To get a sense of how badly the city has hungered for a winner, one need only look at the attendance of a September game between Cleveland and the Cincinnati Bengals. The Browns, 1-2 at the time, packed in more than 71,000. It was days after the team traded first-round draft pick Trent Richardson, its star player, in what was viewed nationally as a sign that the franchise was giving up on the season.

Haslam, who previously owned a minority stake in the Pittsburgh Steelers, loves the city's passion for its team. Last year, he sat with the rowdies in the DawgPound at FirstEnergy Stadium, putting the fans in a tizzy. Cleveland is a town with a painful football history. Clevelanders watched a former owner, Art Modell, move the franchise to Baltimore; they've watched the Browns return with very little success. Haslam represents hope.

When the new owner met Joe Banner for the first time, Haslam told him he cared about only two things. He wanted to win as many games as they possibly could. He wanted the fans of Cleveland to feel as if they were provided the best experience, the most appreciated experience, of any team in the league.

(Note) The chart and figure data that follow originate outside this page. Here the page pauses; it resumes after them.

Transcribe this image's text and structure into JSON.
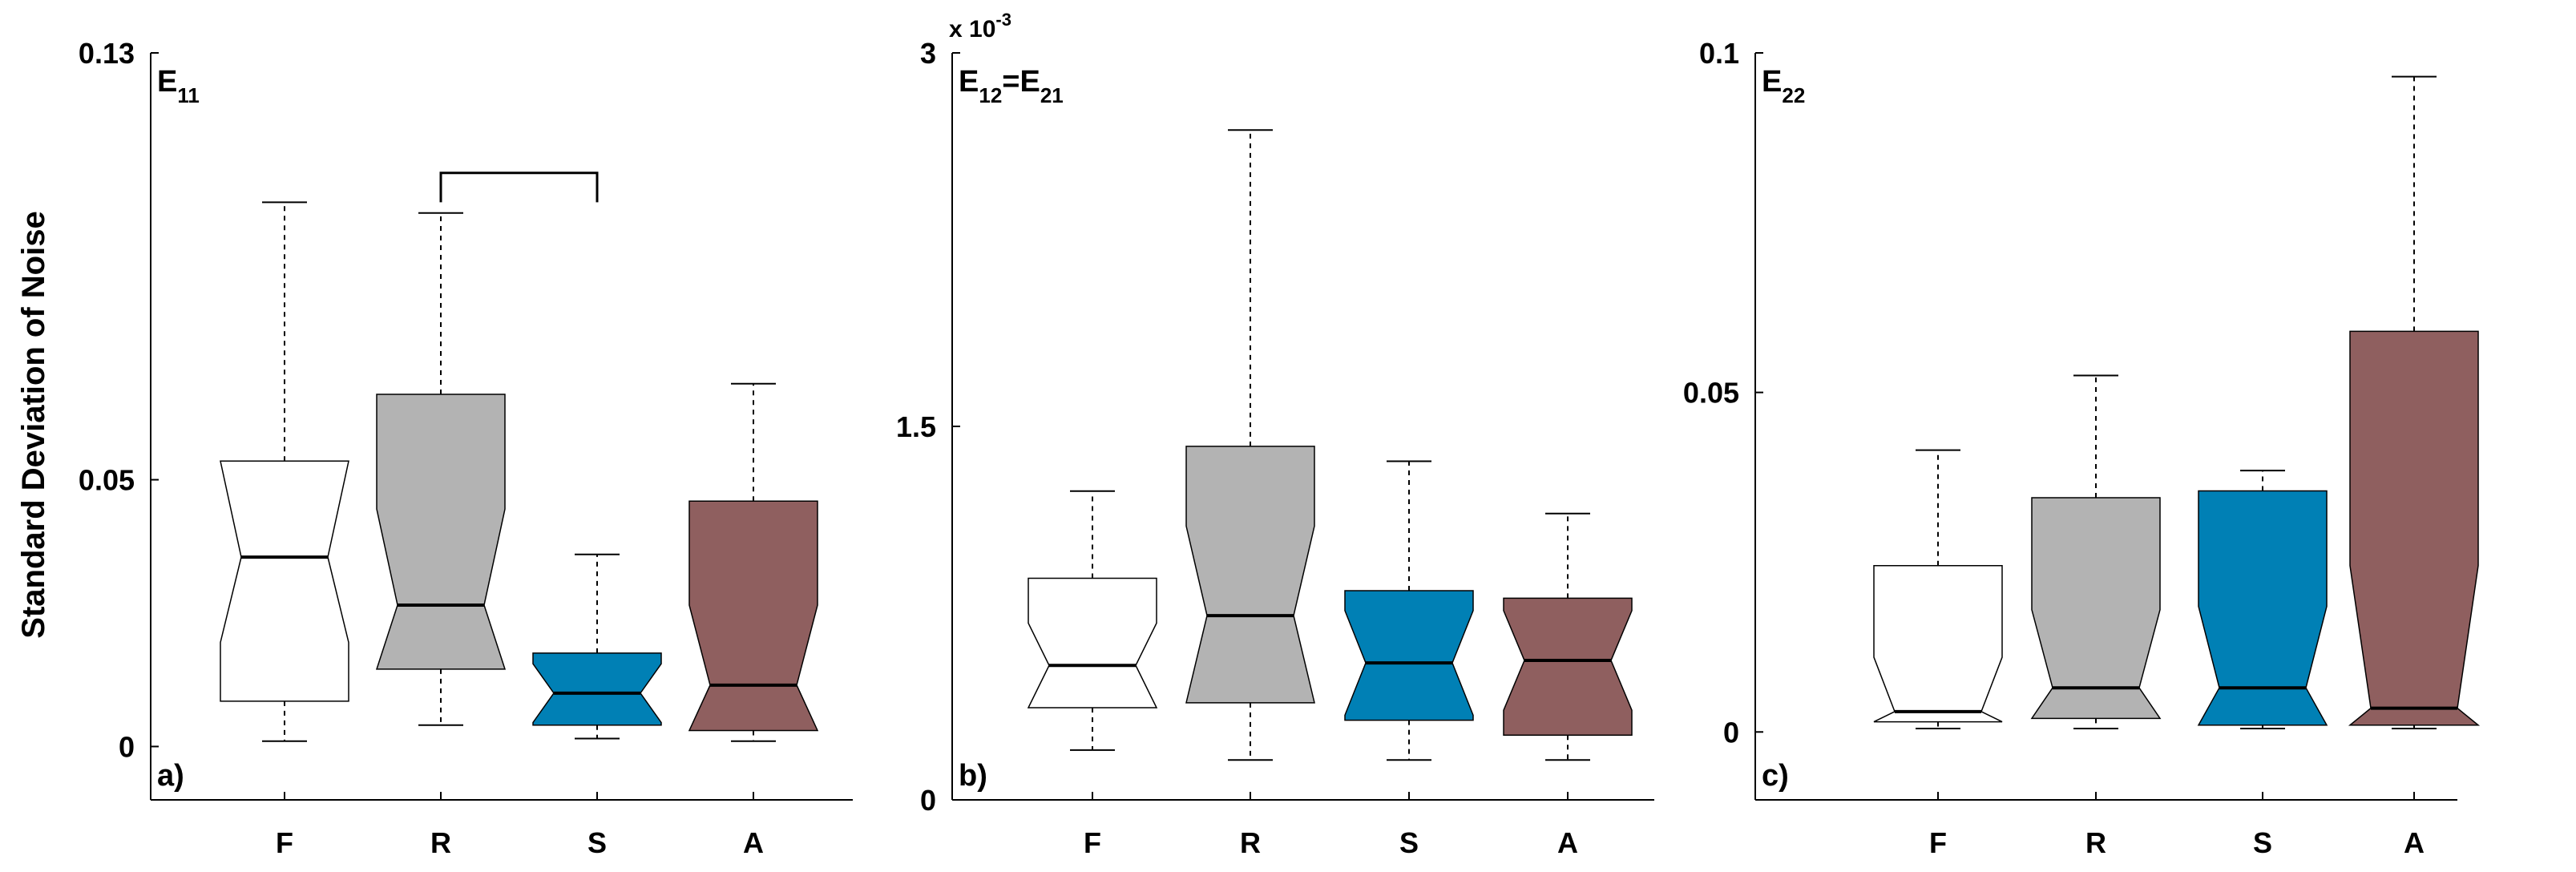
{
  "ylabel": "Standard Deviation of Noise",
  "colors": {
    "F": "#ffffff",
    "R": "#b3b3b3",
    "S": "#0080b5",
    "A": "#8f5f5f"
  },
  "chart_data": [
    {
      "type": "box",
      "title_main": "E",
      "title_sub": "11",
      "panel_label": "a)",
      "categories": [
        "F",
        "R",
        "S",
        "A"
      ],
      "ylim": [
        -0.01,
        0.13
      ],
      "yticks": [
        0,
        0.05,
        0.13
      ],
      "ytick_labels": [
        "0",
        "0.05",
        "0.13"
      ],
      "exponent_label": "",
      "boxes": [
        {
          "category": "F",
          "whisker_low": 0.001,
          "q1": 0.0085,
          "median": 0.0355,
          "q3": 0.0535,
          "whisker_high": 0.102,
          "notch_low": 0.0195,
          "notch_high": 0.0535
        },
        {
          "category": "R",
          "whisker_low": 0.004,
          "q1": 0.0145,
          "median": 0.0265,
          "q3": 0.066,
          "whisker_high": 0.1,
          "notch_low": 0.0145,
          "notch_high": 0.0445
        },
        {
          "category": "S",
          "whisker_low": 0.0015,
          "q1": 0.004,
          "median": 0.01,
          "q3": 0.0175,
          "whisker_high": 0.036,
          "notch_low": 0.0045,
          "notch_high": 0.0155
        },
        {
          "category": "A",
          "whisker_low": 0.001,
          "q1": 0.003,
          "median": 0.0115,
          "q3": 0.046,
          "whisker_high": 0.068,
          "notch_low": 0.003,
          "notch_high": 0.0265
        }
      ],
      "significance": [
        {
          "from": "R",
          "to": "S",
          "y": 0.1075,
          "drop": 0.0055
        }
      ]
    },
    {
      "type": "box",
      "title_main": "E",
      "title_sub": "12",
      "title_eq": "=E",
      "title_sub2": "21",
      "panel_label": "b)",
      "categories": [
        "F",
        "R",
        "S",
        "A"
      ],
      "ylim": [
        0,
        0.003
      ],
      "yticks": [
        0,
        0.0015,
        0.003
      ],
      "ytick_labels": [
        "0",
        "1.5",
        "3"
      ],
      "exponent_label": "x 10",
      "exponent_power": "-3",
      "boxes": [
        {
          "category": "F",
          "whisker_low": 0.0002,
          "q1": 0.00037,
          "median": 0.00054,
          "q3": 0.00089,
          "whisker_high": 0.00124,
          "notch_low": 0.00037,
          "notch_high": 0.00071
        },
        {
          "category": "R",
          "whisker_low": 0.00016,
          "q1": 0.00039,
          "median": 0.00074,
          "q3": 0.00142,
          "whisker_high": 0.00269,
          "notch_low": 0.00039,
          "notch_high": 0.0011
        },
        {
          "category": "S",
          "whisker_low": 0.00016,
          "q1": 0.00032,
          "median": 0.00055,
          "q3": 0.00084,
          "whisker_high": 0.00136,
          "notch_low": 0.00034,
          "notch_high": 0.00076
        },
        {
          "category": "A",
          "whisker_low": 0.00016,
          "q1": 0.00026,
          "median": 0.00056,
          "q3": 0.00081,
          "whisker_high": 0.00115,
          "notch_low": 0.00036,
          "notch_high": 0.00076
        }
      ],
      "significance": []
    },
    {
      "type": "box",
      "title_main": "E",
      "title_sub": "22",
      "panel_label": "c)",
      "categories": [
        "F",
        "R",
        "S",
        "A"
      ],
      "ylim": [
        -0.01,
        0.1
      ],
      "yticks": [
        0,
        0.05,
        0.1
      ],
      "ytick_labels": [
        "0",
        "0.05",
        "0.1"
      ],
      "exponent_label": "",
      "boxes": [
        {
          "category": "F",
          "whisker_low": 0.0005,
          "q1": 0.0015,
          "median": 0.003,
          "q3": 0.0245,
          "whisker_high": 0.0415,
          "notch_low": 0.0015,
          "notch_high": 0.011
        },
        {
          "category": "R",
          "whisker_low": 0.0005,
          "q1": 0.002,
          "median": 0.0065,
          "q3": 0.0345,
          "whisker_high": 0.0525,
          "notch_low": 0.002,
          "notch_high": 0.018
        },
        {
          "category": "S",
          "whisker_low": 0.0005,
          "q1": 0.001,
          "median": 0.0065,
          "q3": 0.0355,
          "whisker_high": 0.0385,
          "notch_low": 0.001,
          "notch_high": 0.0185
        },
        {
          "category": "A",
          "whisker_low": 0.0005,
          "q1": 0.001,
          "median": 0.0035,
          "q3": 0.059,
          "whisker_high": 0.0965,
          "notch_low": 0.001,
          "notch_high": 0.0245
        }
      ],
      "significance": []
    }
  ]
}
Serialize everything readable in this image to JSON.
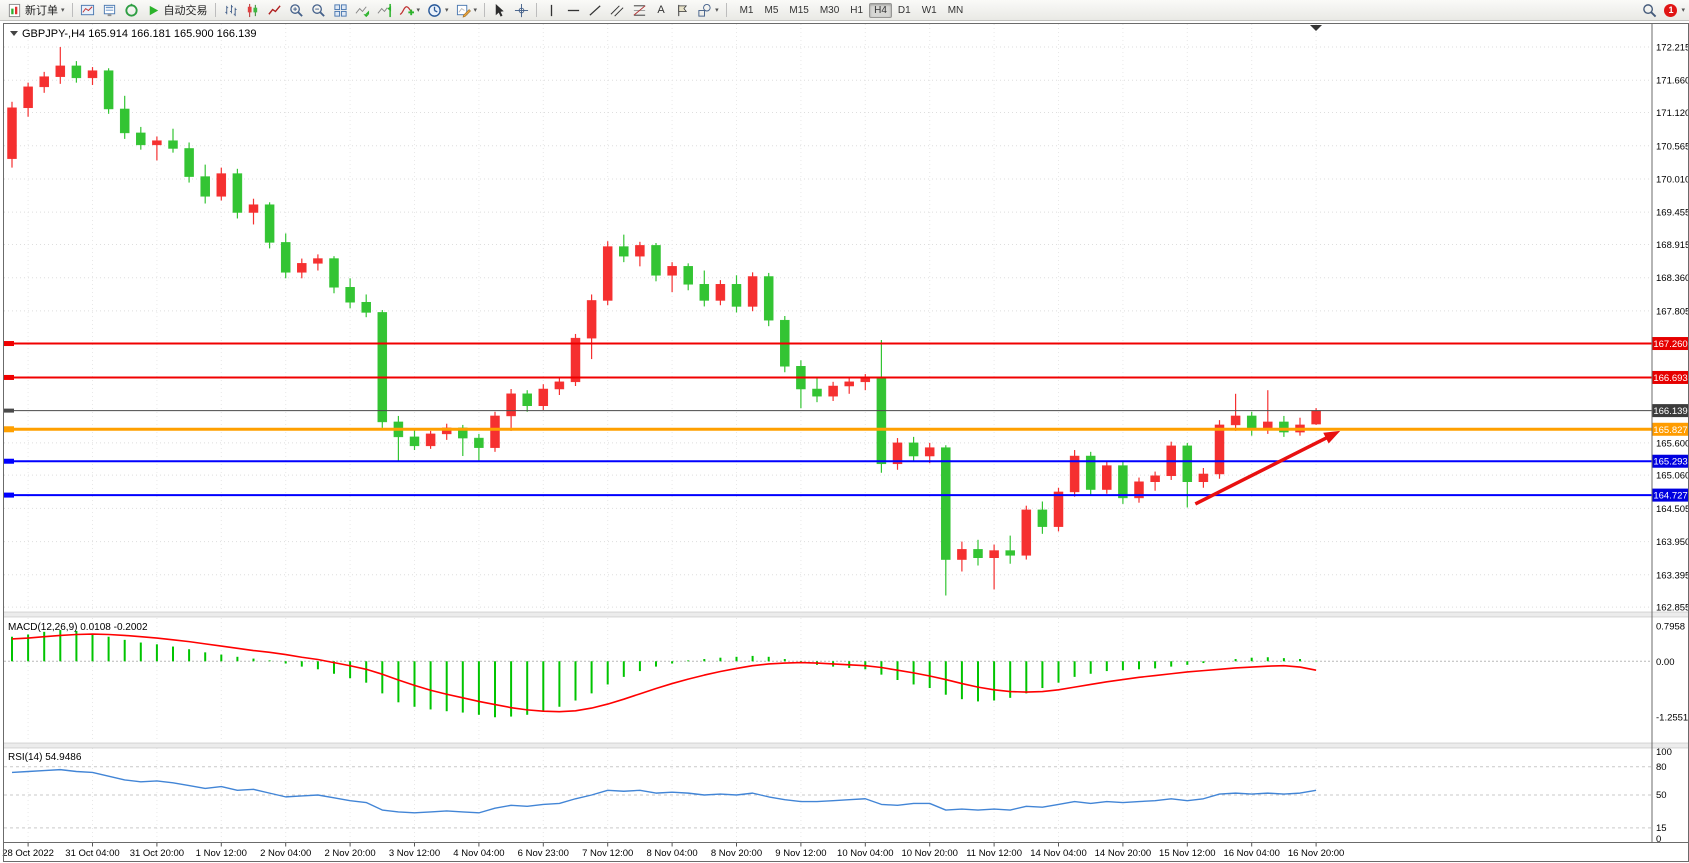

The front office was overhauled, and Haslam quickly sank $5 million into renovating the team facility. The football offices have few walls and many windows, a nod to transparency.

The Browns have a plan, to build an aggressive, gritty defense, and their new acquisitions have already shown great promise. They need a franchise quarterback, and the Richardson trade will give them two first-round draft picks and more options.

Haslam and Banner wanted to see a change in culture and work ethic in this first season. The Browns are off to their best five-game start since 2001. Banner says nothing has changed; the plan is still intact. "I just have faith in him," Banner says. "I have experienced an extremely principled and extremely honest man."

Last week, Cleveland played Buffalo in a Thursday night game, and Jimmy watched as T.J. Ward sealed the victory with an interception and touchdown return in the final minutes. Jimmy high-fived Browns exec Mike Lombardi, then pumped his fist. And for a moment, there was no talk of lawyers or rebate scams.

There have been reports that say the league has worked out a contingency plan if Haslam is indicted, and that Big Jim would assume ownership in that scenario. The elder Haslam, who goes to all the Browns' home games, won't comment on that.

He is convinced his son knew nothing. That the family values remain intact, values the old man learned long ago on a football field. A week after the scandal hit, Big Jim received an award from a group called Leadership Knoxville. In front of hundreds of people, he defended his son and Pilot, and said, essentially, that the Haslams aren't going anywhere. He received a standing ovation.

"I'm going to devote the rest of my life to rebuilding the image of this company," Haslam says. "We're going to fight our way through this and we're going to be better because of it."